The global economy is having a difficult moment, with inflation and rising interest rates now starting to bite, but the Irish economy continues to outperform. Picture: Denis Minihane.
A number of organisations have released forecasts for the Irish economy in the past week, with predictions of economic growth in 2023 varying from zero to nearly 6%.
Even by the normally opaque standards of economists, this is bound to be confusing for people trying to understand what might lie ahead for their livelihoods.
The variance in headline numbers for the economy is quite simply a reflection of an Irish economy where exports, output, and thus GDP are both highly globalised and concentrated in a small number of companies.
As noted by the Fiscal Advisory Council recently, just three companies account for around a third of all corporation tax. Changes in product lines or investment decisions of a small number of highly globalised companies can swing the dial on headline measures of the Irish economy wildly.
But those swings are often just that; a swing rather than a trend. The trend we see is still one of strong growth in investment, the export base, and ultimately living standards. The global economy is having a difficult moment, with inflation and rising interest rates now starting to bite, but the Irish economy continues to outperform.
In recent months Ibec has held our Regional Insights Series of meetings with more than 600 attendees and 100 CEOs of major employers in every region of the country.

The insight we heard repeatedly was that, far from being an economy worried about slowing demand, Ireland is struggling to match private-sector investment levels with public capacity.
Challenges in other investment locations mean that Ireland is still a location of choice for new investment, and CEOs see substantive growth opportunities if we can deliver the infrastructure and skills to match.

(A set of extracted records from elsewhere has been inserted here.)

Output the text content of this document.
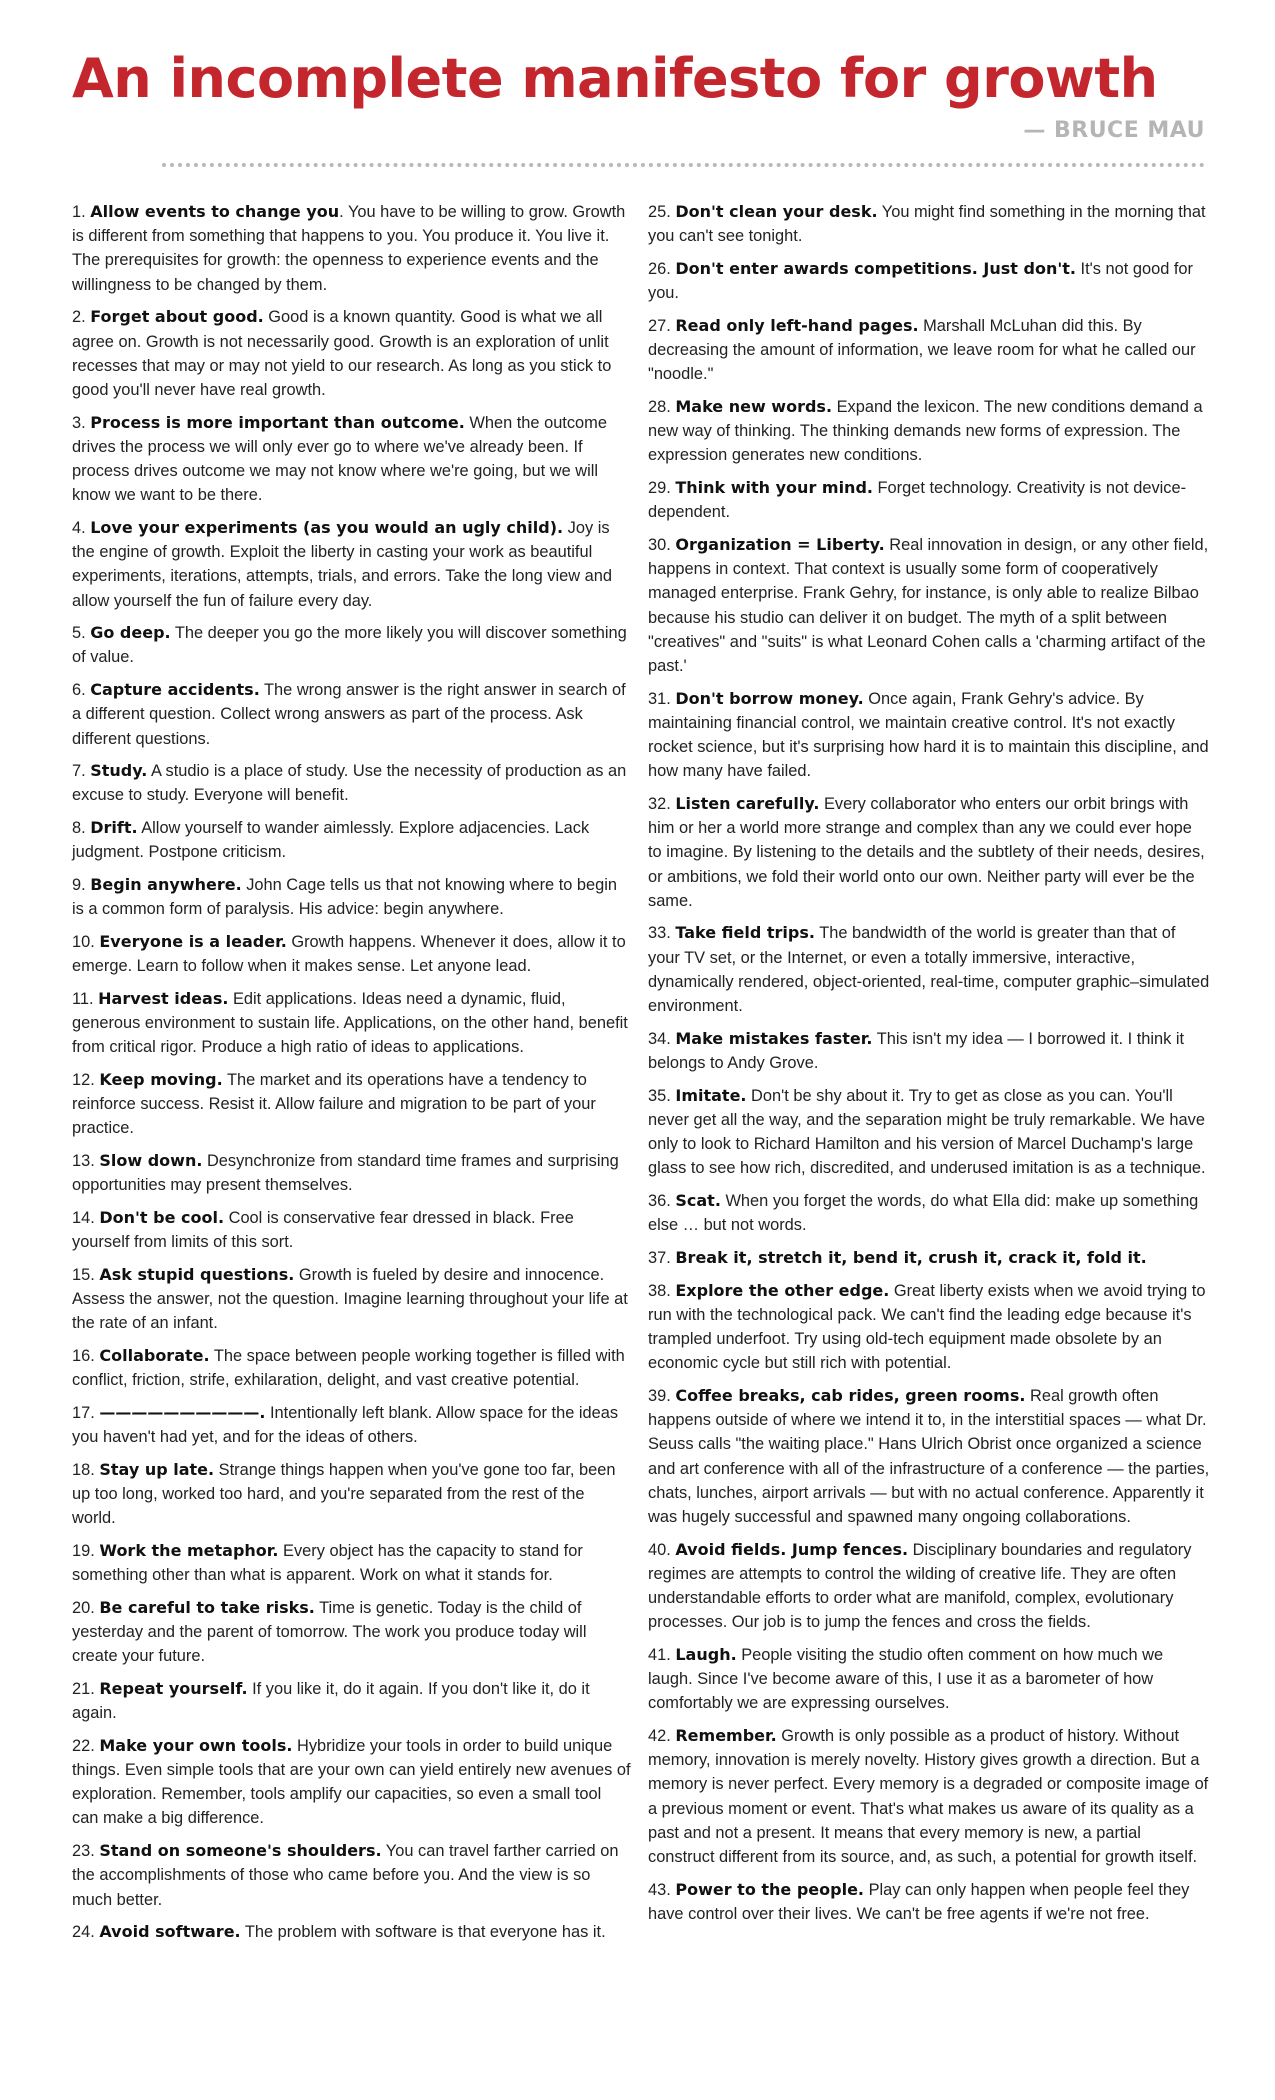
An incomplete manifesto for growth
— BRUCE MAU

1. Allow events to change you. You have to be willing to grow. Growth is different from something that happens to you. You produce it. You live it. The prerequisites for growth: the openness to experience events and the willingness to be changed by them.

2. Forget about good. Good is a known quantity. Good is what we all agree on. Growth is not necessarily good. Growth is an exploration of unlit recesses that may or may not yield to our research. As long as you stick to good you'll never have real growth.

3. Process is more important than outcome. When the outcome drives the process we will only ever go to where we've already been. If process drives outcome we may not know where we're going, but we will know we want to be there.

4. Love your experiments (as you would an ugly child). Joy is the engine of growth. Exploit the liberty in casting your work as beautiful experiments, iterations, attempts, trials, and errors. Take the long view and allow yourself the fun of failure every day.

5. Go deep. The deeper you go the more likely you will discover something of value.

6. Capture accidents. The wrong answer is the right answer in search of a different question. Collect wrong answers as part of the process. Ask different questions.

7. Study. A studio is a place of study. Use the necessity of production as an excuse to study. Everyone will benefit.

8. Drift. Allow yourself to wander aimlessly. Explore adjacencies. Lack judgment. Postpone criticism.

9. Begin anywhere. John Cage tells us that not knowing where to begin is a common form of paralysis. His advice: begin anywhere.

10. Everyone is a leader. Growth happens. Whenever it does, allow it to emerge. Learn to follow when it makes sense. Let anyone lead.

11. Harvest ideas. Edit applications. Ideas need a dynamic, fluid, generous environment to sustain life. Applications, on the other hand, benefit from critical rigor. Produce a high ratio of ideas to applications.

12. Keep moving. The market and its operations have a tendency to reinforce success. Resist it. Allow failure and migration to be part of your practice.

13. Slow down. Desynchronize from standard time frames and surprising opportunities may present themselves.

14. Don't be cool. Cool is conservative fear dressed in black. Free yourself from limits of this sort.

15. Ask stupid questions. Growth is fueled by desire and innocence. Assess the answer, not the question. Imagine learning throughout your life at the rate of an infant.

16. Collaborate. The space between people working together is filled with conflict, friction, strife, exhilaration, delight, and vast creative potential.

17. ——————————. Intentionally left blank. Allow space for the ideas you haven't had yet, and for the ideas of others.

18. Stay up late. Strange things happen when you've gone too far, been up too long, worked too hard, and you're separated from the rest of the world.

19. Work the metaphor. Every object has the capacity to stand for something other than what is apparent. Work on what it stands for.

20. Be careful to take risks. Time is genetic. Today is the child of yesterday and the parent of tomorrow. The work you produce today will create your future.

21. Repeat yourself. If you like it, do it again. If you don't like it, do it again.

22. Make your own tools. Hybridize your tools in order to build unique things. Even simple tools that are your own can yield entirely new avenues of exploration. Remember, tools amplify our capacities, so even a small tool can make a big difference.

23. Stand on someone's shoulders. You can travel farther carried on the accomplishments of those who came before you. And the view is so much better.

24. Avoid software. The problem with software is that everyone has it.

25. Don't clean your desk. You might find something in the morning that you can't see tonight.

26. Don't enter awards competitions. Just don't. It's not good for you.

27. Read only left-hand pages. Marshall McLuhan did this. By decreasing the amount of information, we leave room for what he called our "noodle."

28. Make new words. Expand the lexicon. The new conditions demand a new way of thinking. The thinking demands new forms of expression. The expression generates new conditions.

29. Think with your mind. Forget technology. Creativity is not device-dependent.

30. Organization = Liberty. Real innovation in design, or any other field, happens in context. That context is usually some form of cooperatively managed enterprise. Frank Gehry, for instance, is only able to realize Bilbao because his studio can deliver it on budget. The myth of a split between "creatives" and "suits" is what Leonard Cohen calls a 'charming artifact of the past.'

31. Don't borrow money. Once again, Frank Gehry's advice. By maintaining financial control, we maintain creative control. It's not exactly rocket science, but it's surprising how hard it is to maintain this discipline, and how many have failed.

32. Listen carefully. Every collaborator who enters our orbit brings with him or her a world more strange and complex than any we could ever hope to imagine. By listening to the details and the subtlety of their needs, desires, or ambitions, we fold their world onto our own. Neither party will ever be the same.

33. Take field trips. The bandwidth of the world is greater than that of your TV set, or the Internet, or even a totally immersive, interactive, dynamically rendered, object-oriented, real-time, computer graphic–simulated environment.

34. Make mistakes faster. This isn't my idea — I borrowed it. I think it belongs to Andy Grove.

35. Imitate. Don't be shy about it. Try to get as close as you can. You'll never get all the way, and the separation might be truly remarkable. We have only to look to Richard Hamilton and his version of Marcel Duchamp's large glass to see how rich, discredited, and underused imitation is as a technique.

36. Scat. When you forget the words, do what Ella did: make up something else … but not words.

37. Break it, stretch it, bend it, crush it, crack it, fold it.

38. Explore the other edge. Great liberty exists when we avoid trying to run with the technological pack. We can't find the leading edge because it's trampled underfoot. Try using old-tech equipment made obsolete by an economic cycle but still rich with potential.

39. Coffee breaks, cab rides, green rooms. Real growth often happens outside of where we intend it to, in the interstitial spaces — what Dr. Seuss calls "the waiting place." Hans Ulrich Obrist once organized a science and art conference with all of the infrastructure of a conference — the parties, chats, lunches, airport arrivals — but with no actual conference. Apparently it was hugely successful and spawned many ongoing collaborations.

40. Avoid fields. Jump fences. Disciplinary boundaries and regulatory regimes are attempts to control the wilding of creative life. They are often understandable efforts to order what are manifold, complex, evolutionary processes. Our job is to jump the fences and cross the fields.

41. Laugh. People visiting the studio often comment on how much we laugh. Since I've become aware of this, I use it as a barometer of how comfortably we are expressing ourselves.

42. Remember. Growth is only possible as a product of history. Without memory, innovation is merely novelty. History gives growth a direction. But a memory is never perfect. Every memory is a degraded or composite image of a previous moment or event. That's what makes us aware of its quality as a past and not a present. It means that every memory is new, a partial construct different from its source, and, as such, a potential for growth itself.

43. Power to the people. Play can only happen when people feel they have control over their lives. We can't be free agents if we're not free.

This demand is reflected in the broader domestic economy. Relative to 2019, employment has increased by 12%, or more than 300,000 people. The total private sector wage bill over the same period rose by a quarter. As a result of these factors, total household disposable income is up one-quarter and the income tax and Universal Social Charge take is up by almost half.

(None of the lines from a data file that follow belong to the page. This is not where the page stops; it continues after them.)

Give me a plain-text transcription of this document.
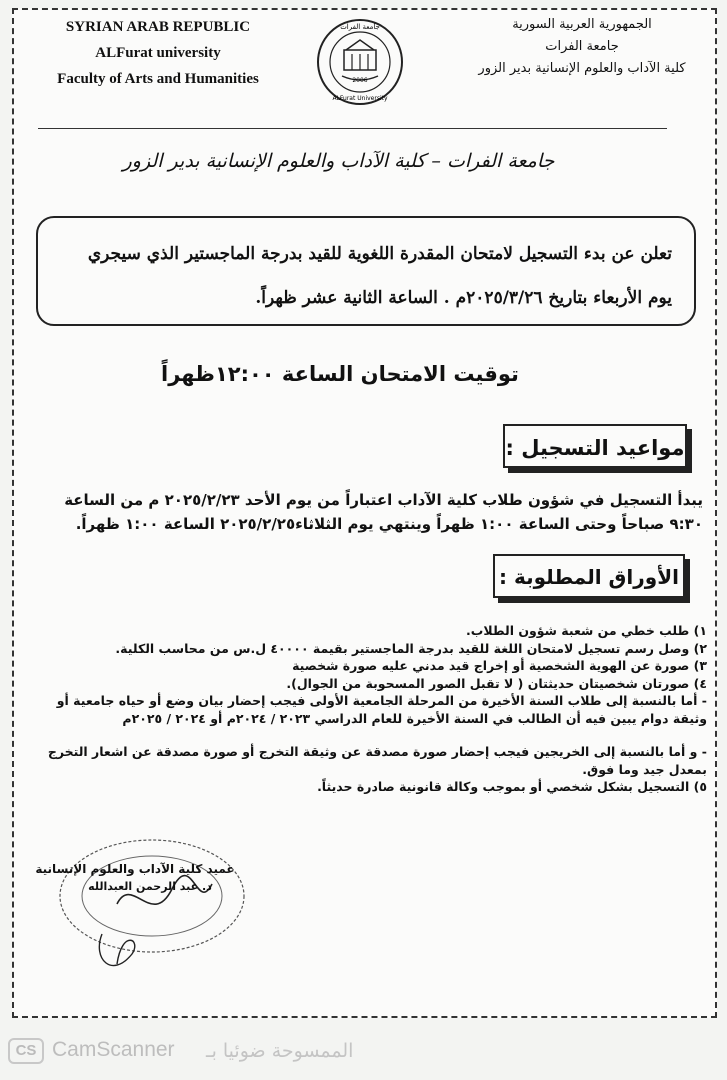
SYRIAN ARAB REPUBLIC
ALFurat university
Faculty of Arts and Humanities
الجمهورية العربية السورية
جامعة الفرات
كلية الآداب والعلوم الإنسانية بدير الزور
جامعة الفرات
2006
ALFurat University
جامعة الفرات – كلية الآداب والعلوم الإنسانية بدير الزور
تعلن عن بدء التسجيل لامتحان المقدرة اللغوية للقيد بدرجة الماجستير الذي سيجري
يوم الأربعاء بتاريخ ٢٠٢٥/٣/٢٦م . الساعة الثانية عشر ظهراً.
توقيت الامتحان الساعة ١٢:٠٠ظهراً
مواعيد التسجيل :
يبدأ التسجيل في شؤون طلاب كلية الآداب اعتباراً من يوم الأحد ٢٠٢٥/٢/٢٣ م من الساعة
٩:٣٠ صباحاً وحتى الساعة ١:٠٠ ظهراً وينتهي يوم الثلاثاء٢٠٢٥/٢/٢٥ الساعة ١:٠٠ ظهراً.
الأوراق المطلوبة :
١) طلب خطي من شعبة شؤون الطلاب.
٢) وصل رسم تسجيل لامتحان اللغة للقيد بدرجة الماجستير بقيمة ٤٠٠٠٠ ل.س من محاسب الكلية.
٣) صورة عن الهوية الشخصية أو إخراج قيد مدني عليه صورة شخصية
٤) صورتان شخصيتان حديثتان ( لا تقبل الصور المسحوبة من الجوال).
- أما بالنسبة إلى طلاب السنة الأخيرة من المرحلة الجامعية الأولى فيجب إحضار بيان وضع أو حياه جامعية أو
وثيقة دوام يبين فيه أن الطالب في السنة الأخيرة للعام الدراسي ٢٠٢٣ / ٢٠٢٤م أو ٢٠٢٤ / ٢٠٢٥م
- و أما بالنسبة إلى الخريجين فيجب إحضار صورة مصدقة عن وثيقة التخرج أو صورة مصدقة عن اشعار التخرج
بمعدل جيد وما فوق.
٥) التسجيل بشكل شخصي أو بموجب وكالة قانونية صادرة حديثاً.
عميد كلية الآداب والعلوم الإنسانية
د. عبد الرحمن العبدالله
CS CamScanner الممسوحة ضوئيا بـ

Irish households have saved over €50bn since 2019 over and above what would have been normal if pre-covid trends had continued — the highest of all EU countries.
A fast-growing economy has created abundant resources for the State. The State holds €23bn in cash balances and a further €6bn held in the National Reserve Fund.
The Government is currently debating how to best use a cumulative surplus which will amount to north of €20bn and the due date for the next election, even after allowing for two significant budget day packages.
Very few other countries globally have the mix of both public and private cash resources available to us.
At any other time, in any other country, we would be congratulating ourselves on getting things so right. But there isn’t much backslapping going on, and for good reason.
Returning to our CEOs, the major concern beyond their own companies was ‘social cohesion’, a concern people don’t often associate with business. Whilst we have achieved important and impressive things in recent years when it comes to generating the resources that add to headline indicators of the economy, we haven’t yet cracked turning those resources into broad-based material living standards.
A failure to observe and appreciate the scale of growth in our population, in business investment and consequent demands on social infrastructure and services has left systems unable to cope.
Many of our major economic and social challenges stem from this common root. They are now a material threat to social cohesion.
It is also leading to a growing sense of a generational gap. The share of employees aged 25 to 34 living with their parents has risen from 37% a decade ago to 68% today — one of the highest such rates in Europe.
Even for those living outside the childhood home, the homeownership rate has more than halved since the mid-2000s.
The basics of a rich society, such as housing, quality public services, and modern reliable infrastructure are still out of reach for too many people.
Harnessing the abundance we now have, to build long-term infrastructure, services, and living standards to match is the challenge we now face.